Les récentes réponses écrites du ministre de la Culture aux questions sur la réutilisation des données publiques qui lui ont été soumises par les députés et sénateurs (voir par exemple la réponse du ministre de la Culture et de la Communication publiée dans le JO Sénat du 19 août 2010, p. 2110, à la question écrite n°13795 du 10 juin 2010 posée par Yves Krattinger, sénateur de la Haute-Saône, président du Conseil général, ou celle publiée au JO Sénat du 21 septembre 2010 à question écrite n°85734 du 3 août 2010 posée par Kléber Mesquida, député de l’Hérault, premier vice-président du Conseil général) affirment que le problème s’inscrit bien au-delà d’une question de performance d’accès à la donnée en ligne et d’une mise en concurrence des modèles de diffusion numérique des secteurs public et privé. La question porte sur la protection des libertés individuelles, où, comme le souligne le ministre de la Culture dans ses dernières réponses écrites, seul un arbitrage du législateur pourra dire si elles peuvent être réellement préservées en permettant une diffusion de bases de données nominatives personnelles fondées sur la recherche patronymique. La résolution du problème juridique posé, d’une part, et les partenariats constructifs que vous souhaitez, d’autre part, ne peuvent se développer que sur des bases juridiques claires et fondées sur une analyse objective de toutes les dimensions d’une question.
De 2007 à 2009, le groupe de travail que vous co-présidiez, missionné par le ministre de la Culture pour travailler sur la réutilisation des données publiques, - à la suite, d’ailleurs, d’une demande émanant de la Direction des Archives de France -, s’est contenté d’auditionner certains archivistes comme de simples témoins, sans les intégrer parmi ses membres en qualité de professionnels spécialistes du secteur. Cela vous permet-il vraiment d’évaluer aujourd’hui l’action menée par les acteurs de ce domaine en matière culturelle, singulièrement sur le plan de la communication des documents ?

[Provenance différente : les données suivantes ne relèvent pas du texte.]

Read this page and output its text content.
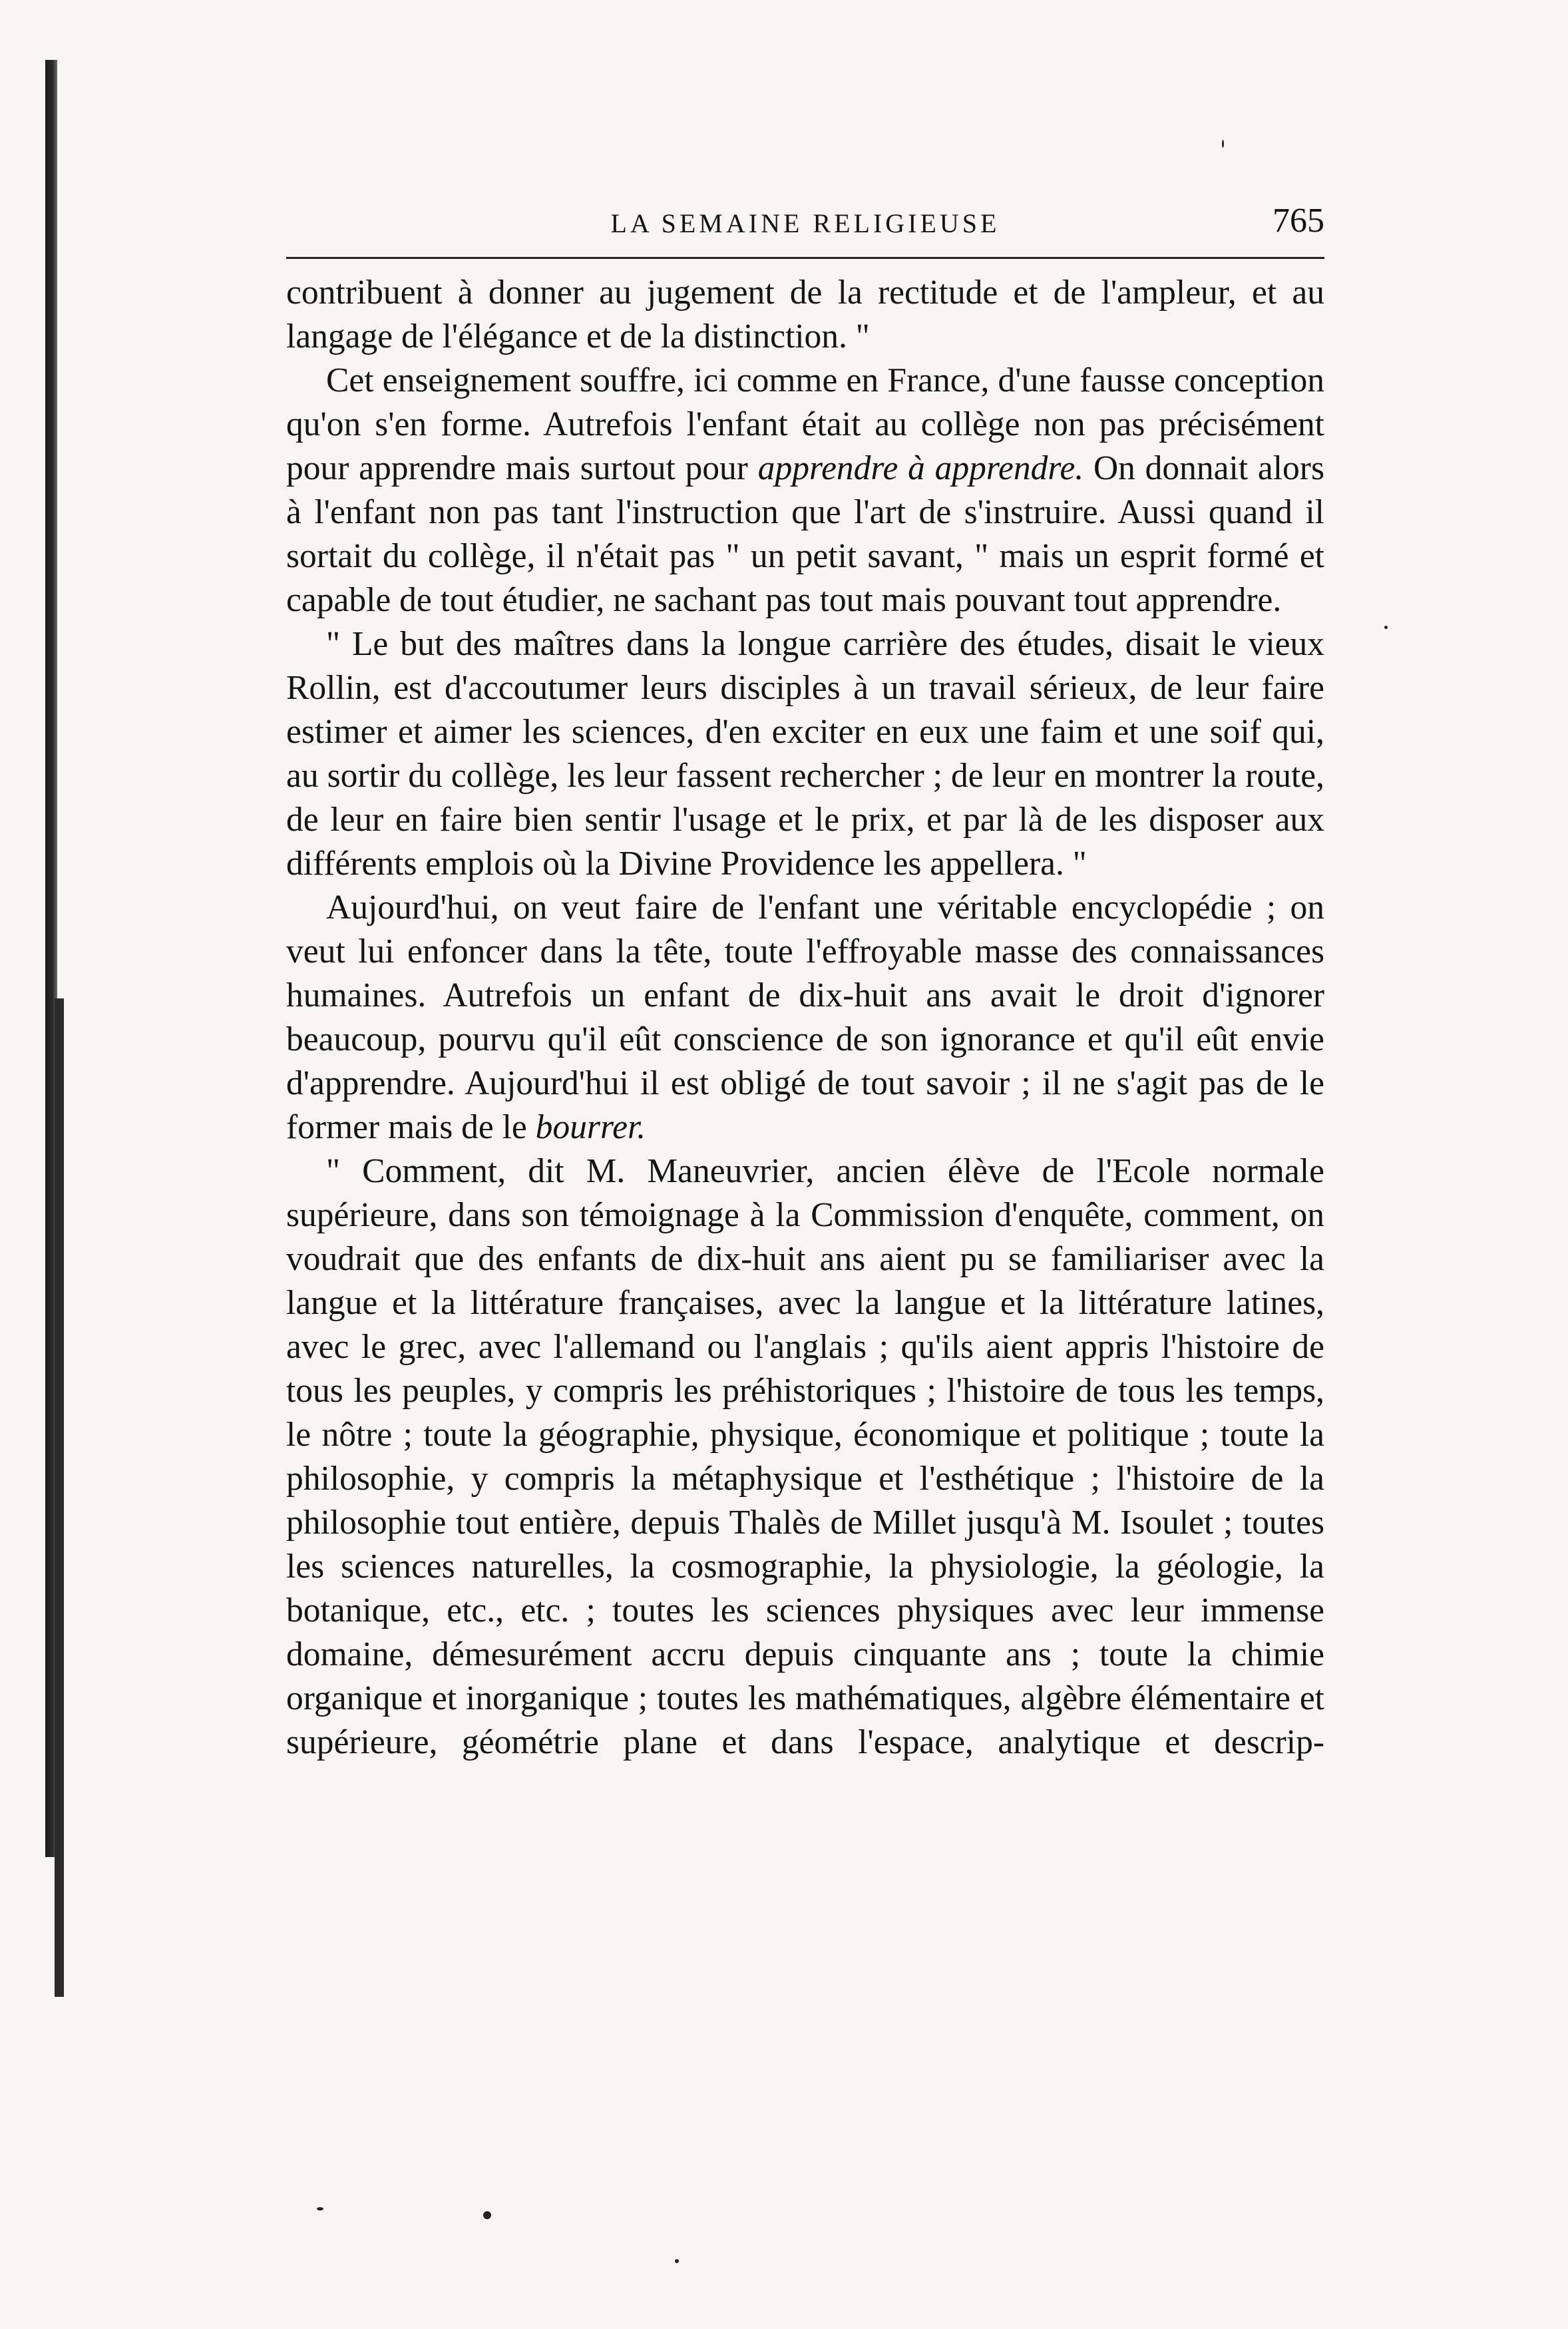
LA SEMAINE RELIGIEUSE	765

contribuent à donner au jugement de la rectitude et de l'ampleur, et au langage de l'élégance et de la distinction. "

Cet enseignement souffre, ici comme en France, d'une fausse conception qu'on s'en forme. Autrefois l'enfant était au collège non pas précisément pour apprendre mais surtout pour apprendre à apprendre. On donnait alors à l'enfant non pas tant l'instruction que l'art de s'instruire. Aussi quand il sortait du collège, il n'était pas " un petit savant, " mais un esprit formé et capable de tout étudier, ne sachant pas tout mais pouvant tout apprendre.

" Le but des maîtres dans la longue carrière des études, disait le vieux Rollin, est d'accoutumer leurs disciples à un travail sérieux, de leur faire estimer et aimer les sciences, d'en exciter en eux une faim et une soif qui, au sortir du collège, les leur fassent rechercher ; de leur en montrer la route, de leur en faire bien sentir l'usage et le prix, et par là de les disposer aux différents emplois où la Divine Providence les appellera. "

Aujourd'hui, on veut faire de l'enfant une véritable encyclopédie ; on veut lui enfoncer dans la tête, toute l'effroyable masse des connaissances humaines. Autrefois un enfant de dix-huit ans avait le droit d'ignorer beaucoup, pourvu qu'il eût conscience de son ignorance et qu'il eût envie d'apprendre. Aujourd'hui il est obligé de tout savoir ; il ne s'agit pas de le former mais de le bourrer.

" Comment, dit M. Maneuvrier, ancien élève de l'Ecole normale supérieure, dans son témoignage à la Commission d'enquête, comment, on voudrait que des enfants de dix-huit ans aient pu se familiariser avec la langue et la littérature françaises, avec la langue et la littérature latines, avec le grec, avec l'allemand ou l'anglais ; qu'ils aient appris l'histoire de tous les peuples, y compris les préhistoriques ; l'histoire de tous les temps, le nôtre ; toute la géographie, physique, économique et politique ; toute la philosophie, y compris la métaphysique et l'esthétique ; l'histoire de la philosophie tout entière, depuis Thalès de Millet jusqu'à M. Isoulet ; toutes les sciences naturelles, la cosmographie, la physiologie, la géologie, la botanique, etc., etc. ; toutes les sciences physiques avec leur immense domaine, démesurément accru depuis cinquante ans ; toute la chimie organique et inorganique ; toutes les mathématiques, algèbre élémentaire et supérieure, géométrie plane et dans l'espace, analytique et descrip-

L’examen des bases de données en ligne est un exercice difficile, qui demande des moyens humains et financiers importants, ainsi que de la maîtrise technique et scientifique. Ceci établi sur des critères incontestables, chacun peut tirer les conclusions qu’il veut sur les organismes publics ou privés les plus à même de réunir ces compétences. Mais dans le domaine de la diffusion de données nominatives, c’est au législateur, et aux commissions ad hoc mises en place, d’apprécier l’équilibre proposé par les services d’archives entre attention portée aux enjeux sociétaux, respect des libertés individuelles, préservation d’un patrimoine fragile et développement d’outils de médiation accessibles au grand public ; à eux de constater la qualité de l’engagement des services et la matérialité des actions menées, tant de la part de l’État que des collectivités territoriales, pour l’établissement d’une information de qualité ; à eux d’établir les règles de droit qui encadreront le domaine de la diffusion de bases de données nominatives personnelles.